Néovacs : lettre d'intention engageante pour céder sa propriété intellectuelle PXT3003, paiement pouvant dépasser 25 M€
La société biopharmaceutique française a accepté une lettre d'intention engageante pour la cession d'une partie de sa propriété intellectuelle, centrée sur le candidat médicament PXT3003 destiné à traiter la maladie de Charcot-Marie-Tooth de type 1A.
Une lettre d'intention engageante pouvant dépasser 25 M€
Néovacs a annoncé le 7 août 2026 avoir reçu et accepté une lettre d'intention (LoI) engageante portant sur l'acquisition d'une partie de sa propriété intellectuelle, dont le paiement pourrait dépasser 25 M€.
Cette LoI émane d'une société biopharmaceutique américaine spécialisée dans le développement de thérapies dans le domaine des pathologies neurologiques. Elle porte sur les droits de propriété intellectuelle et le savoir-faire scientifique autour de PXT3003, candidat médicament en développement dans la maladie de Charcot-Marie-Tooth de type 1A (CMT1A), une neuropathie périphérique héréditaire rare et invalidante.

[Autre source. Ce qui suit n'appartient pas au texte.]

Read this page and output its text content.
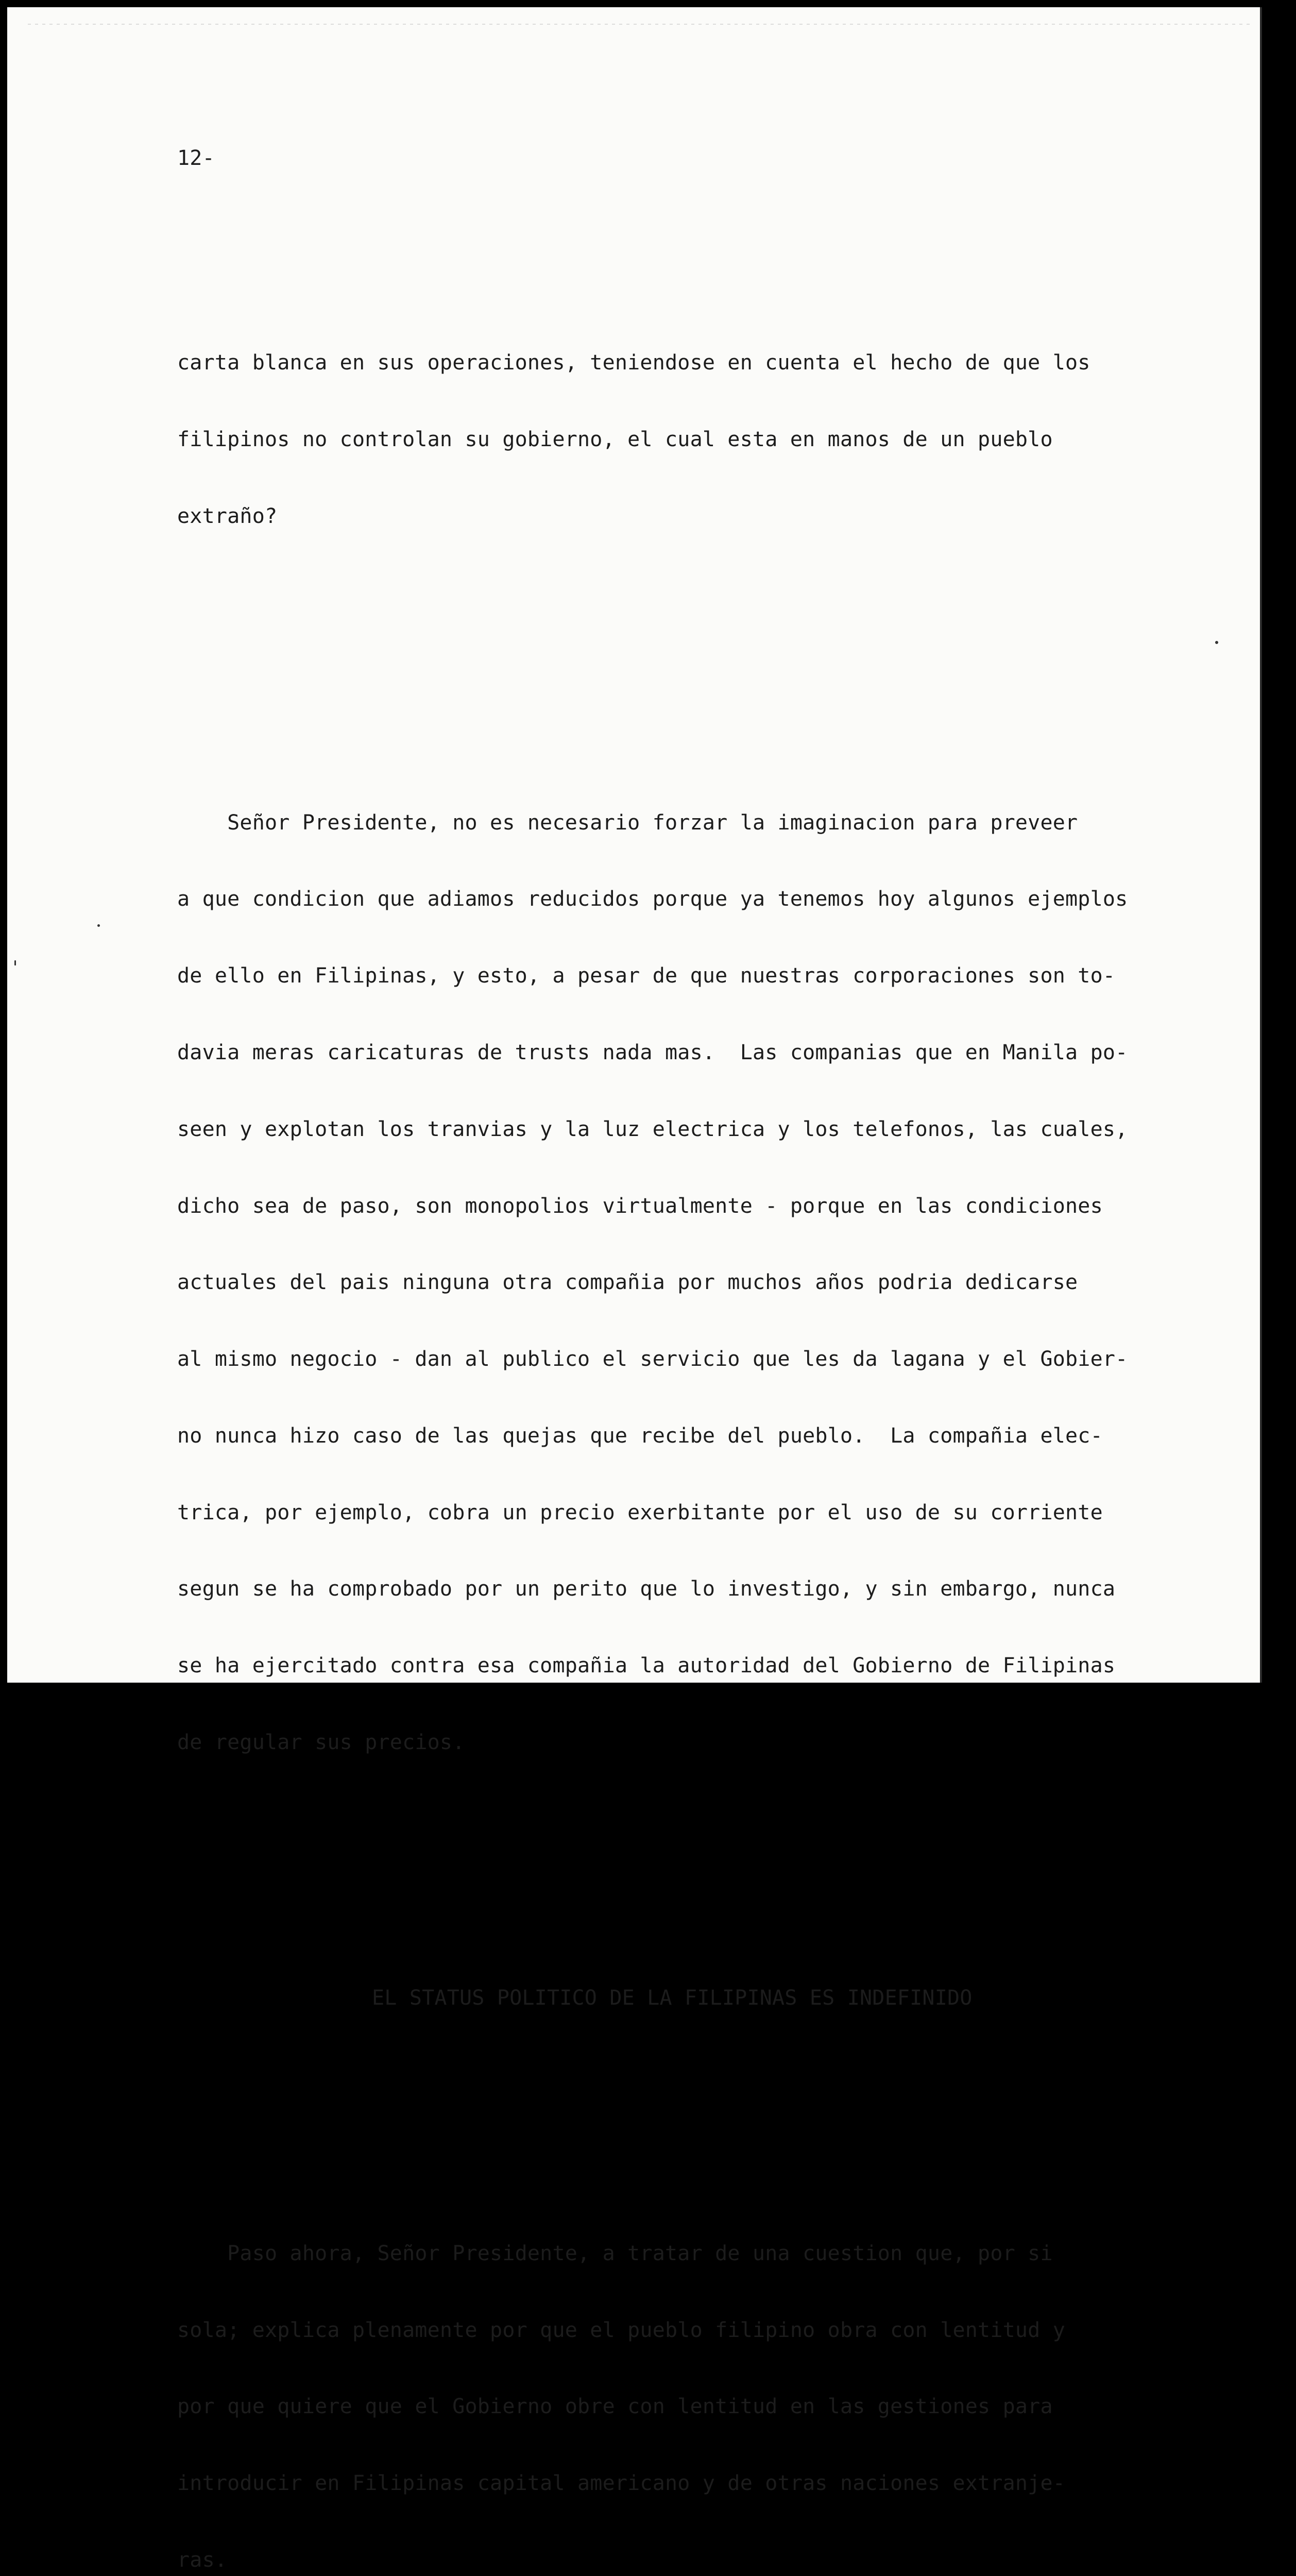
12-

carta blanca en sus operaciones, teniendose en cuenta el hecho de que los

filipinos no controlan su gobierno, el cual esta en manos de un pueblo

extraño?

Señor Presidente, no es necesario forzar la imaginacion para preveer

a que condicion que adiamos reducidos porque ya tenemos hoy algunos ejemplos

de ello en Filipinas, y esto, a pesar de que nuestras corporaciones son to-

davia meras caricaturas de trusts nada mas.  Las companias que en Manila po-

seen y explotan los tranvias y la luz electrica y los telefonos, las cuales,

dicho sea de paso, son monopolios virtualmente - porque en las condiciones

actuales del pais ninguna otra compañia por muchos años podria dedicarse

al mismo negocio - dan al publico el servicio que les da lagana y el Gobier-

no nunca hizo caso de las quejas que recibe del pueblo.  La compañia elec-

trica, por ejemplo, cobra un precio exerbitante por el uso de su corriente

segun se ha comprobado por un perito que lo investigo, y sin embargo, nunca

se ha ejercitado contra esa compañia la autoridad del Gobierno de Filipinas

de regular sus precios.

EL STATUS POLITICO DE LA FILIPINAS ES INDEFINIDO

Paso ahora, Señor Presidente, a tratar de una cuestion que, por si

sola; explica plenamente por que el pueblo filipino obra con lentitud y

por que quiere que el Gobierno obre con lentitud en las gestiones para

introducir en Filipinas capital americano y de otras naciones extranje-

ras.
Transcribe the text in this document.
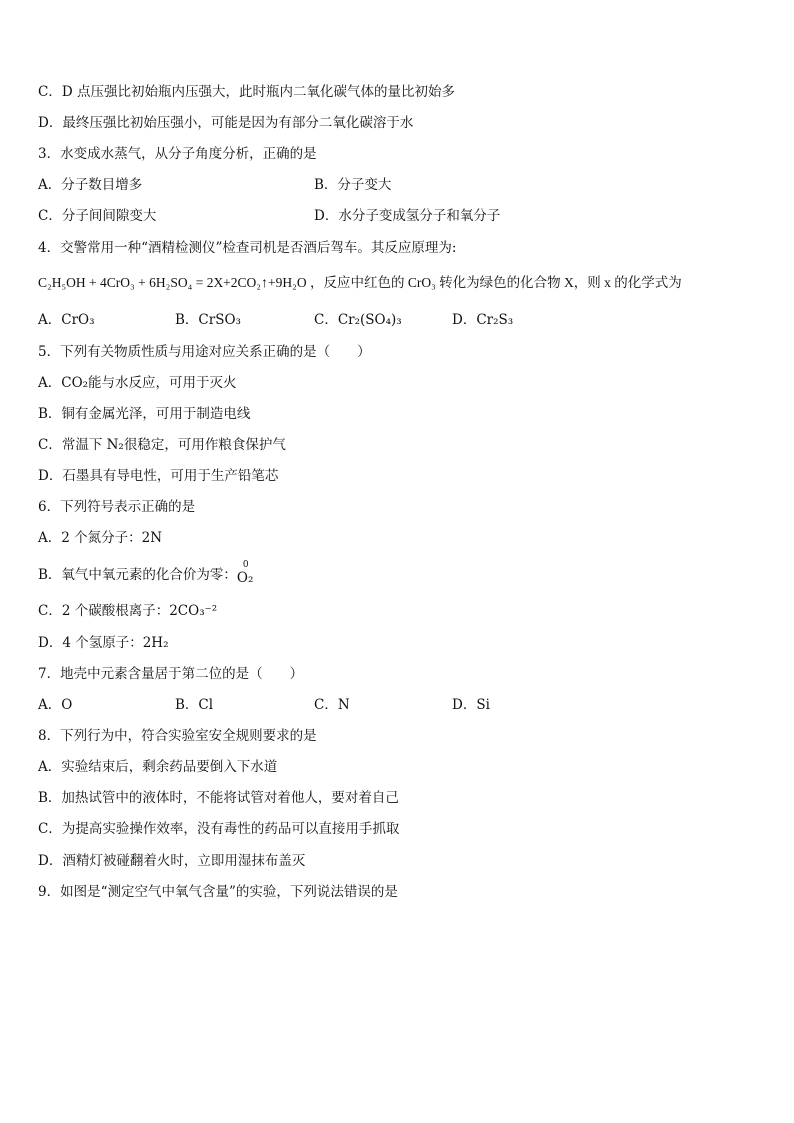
C．D 点压强比初始瓶内压强大，此时瓶内二氧化碳气体的量比初始多
D．最终压强比初始压强小，可能是因为有部分二氧化碳溶于水
3．水变成水蒸气，从分子角度分析，正确的是
A．分子数目增多	B．分子变大
C．分子间间隙变大	D．水分子变成氢分子和氧分子
4．交警常用一种“酒精检测仪”检查司机是否酒后驾车。其反应原理为:
C₂H₅OH + 4CrO₃ + 6H₂SO₄ = 2X+2CO₂↑+9H₂O ，反应中红色的 CrO₃ 转化为绿色的化合物 X，则 x 的化学式为
A．CrO₃	B．CrSO₃	C．Cr₂(SO₄)₃	D．Cr₂S₃
5．下列有关物质性质与用途对应关系正确的是（　　）
A．CO₂能与水反应，可用于灭火
B．铜有金属光泽，可用于制造电线
C．常温下 N₂很稳定，可用作粮食保护气
D．石墨具有导电性，可用于生产铅笔芯
6．下列符号表示正确的是
A．2 个氮分子：2N
B．氧气中氧元素的化合价为零：
0
O₂
C．2 个碳酸根离子：2CO₃⁻²
D．4 个氢原子：2H₂
7．地壳中元素含量居于第二位的是（　　）
A．O	B．Cl	C．N	D．Si
8．下列行为中，符合实验室安全规则要求的是
A．实验结束后，剩余药品要倒入下水道
B．加热试管中的液体时，不能将试管对着他人，要对着自己
C．为提高实验操作效率，没有毒性的药品可以直接用手抓取
D．酒精灯被碰翻着火时，立即用湿抹布盖灭
9．如图是“测定空气中氧气含量”的实验，下列说法错误的是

Ces droits, initialement développés par la société Pharnext, ont été nantis et transférés dans un patrimoine fiduciaire au bénéfice de Néovacs, conformément à la convention de fiducie-gestion du 31 octobre 2022. Au-delà de ceux détenus par Néovacs ou par la fiducie, la LoI prévoit un accompagnement de la société dans les démarches de valorisation de ces actifs, notamment sur les plans scientifique et réglementaire.
La LoI contraint d'ores et déjà Néovacs à transférer les droits de propriété intellectuelle visés par l'accord, et l'acquéreur à la rémunérer dans le temps pour ce transfert. Un mécanisme de rémunération variable et échelonné serait mis en place, avec des versements assis sur la valorisation commerciale des actifs au cours des sept prochaines années.
Rémunération capitalisée avant la mise sur le marché
Le mécanisme prévoit une période de recoupement des frais engagés par le partenaire jusqu'à la mise sur le marché, que Néovacs estime à un horizon de 1 à 2 ans minimum. Pendant cette période, la rémunération due à la société sera capitalisée mais non versée.
Les parties se sont accordées sur une période d'exclusivité courant jusqu'au 15 octobre 2026 pour finaliser leur accord relatif aux modalités d'accompagnement par les équipes de Néovacs.
Cette offre intervient alors que, comme annoncé le 14 janvier 2026, le laboratoire chinois Tasly, détenteur des droits d'exploitation de PXT3003 pour la Chine, a déposé une demande d'autorisation de mise sur le marché (AMM) pour le marché chinois. Néovacs avait rappelé à cette occasion qu'une autorisation de mise sur le marché de PXT3003 en Chine pourrait avoir un impact sur la valeur des actifs détenus par la société.
Financements dilutifs et risques pour les actionnaires
Néovacs a rappelé avoir mis en place un financement sous forme d'OCEANE-BSA avec la société Hanover Square Investments 1, qui n'a pas vocation à rester actionnaire après conversion ou exercice de ces instruments, ainsi qu'un financement en ORA transféré à une fiducie chargée de leur équitisation.
Les actions résultant de la conversion ou de l'exercice de ces titres sont, en général, cédées sur le marché à très brefs délais, ce qui peut créer une forte pression baissière sur le cours. La société souligne que les actionnaires peuvent subir une perte de leur capital investi en raison d'une diminution significative de la valeur de l'action, ainsi qu'une forte dilution liée au nombre de titres émis.
Néovacs indique que cette opération de financement dilutif n'est pas la première qu'elle a mise en place et invite les investisseurs à la vigilance avant toute décision d'investissement.